Эдмон Дантес восемнадцать лет провел в замке Ив и только укрепился духом. Но у него был аббат Фариа. Да был. Но ты сам будь для себя аббатом Фариа. Неужели нечем заняться на корабле? Да дел полно. Остатки водки в дальний ящик как дезинфицирующее средство. Встать! Физическая зарядка под пружинами. Сегодня банный день. Смена одежды. И объявляется воскресенье.
Как только человек начинает себя жалеть, плакать, сомневаться в своих силах, на нем можно ставить крест. Если хочешь чего-то добиться, то добивайся, не сиди на месте и не жди, когда тебе принесут это на блюдечке. Не получится с первого раза, начинай вторую попытку, третью, четвертую… Остановись, подумай, а все ли ты правильно делаешь? Внеси коррективы в задачу или в пути ее достижения. Если не хочешь чего-то достигать, то и не достигай, будь упорен и в этом своем желании. Хочешь бомжевать и жить на улице – бомжуй. У каждого человека есть равные возможности и равные права стать тем, кем он хочет быть.
Конечно, сказать всегда легче, чем выполнить все так, как хочется. Мы всегда начинаем новую жизнь с понедельника. Поэтому и говорят, что понедельник день тяжелый. Я где-то полгода воспитывал себя, пока, наконец, исполнение рабочего графика не стало моей жизненной потребностью. Несделанное дело как неумытое лицо. Я уже не задумывался, чем мне заниматься.

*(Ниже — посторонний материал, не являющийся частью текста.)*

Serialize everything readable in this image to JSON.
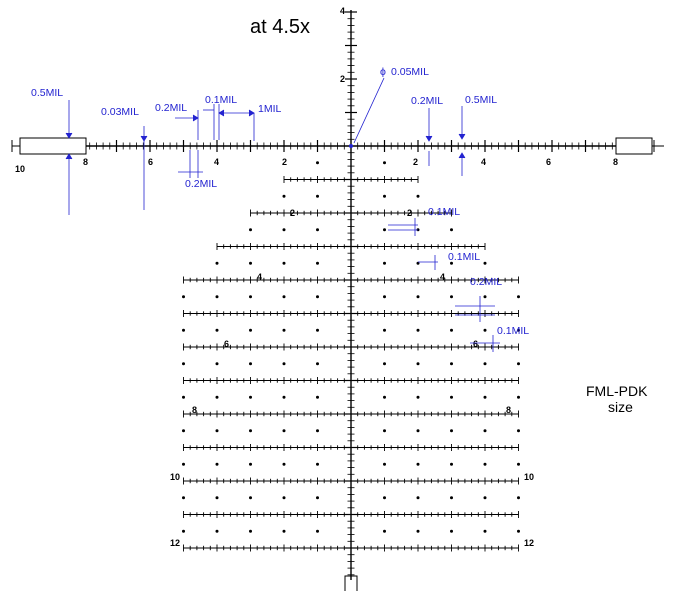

Я изучал нашу историю, изучал иностранные языки. Через пять лет я прекрасно, по моим понятиям, разговаривал сам с собой на французском, английском, немецком, испанском языках. Я даже писал на этих языках и думал на них. Я брал словари и начинал смотреть слова, которые мне известны и которые я умею применять. Получалось, что моего словарного запаса вполне достаточно для свободного общения с представителем любой общественной группы жителей европейских государств. Впереди у меня еще достаточно времени, чтобы неоднократно повторить заученные мною слова и грамматические формы.
Время шло. Я становился старше, хотя по сути своей оставался таким же, каким был до полета – молодой человек двадцати пяти лет от роду. Взросление человека происходит во время его жизни среди людей. Он учится от других людей, набирается опыта, становится взрослее, становится главой семьи и уже несет ответственность не только за себя, но и за членов своей семьи. Так же и в общественной жизни. Он становится квалифицированным работником, ему поручают сложные задания, он становится начальником и несет ответственность за порученный участок. Можно сказать, что именно ответственность является мерилом взросления человека.
Сегодня занимался инвентаризацией медицинского отсека, нашел там надувную резиновую женщину и достаточно большую упаковку презервативов. И все с надписью «Made in France».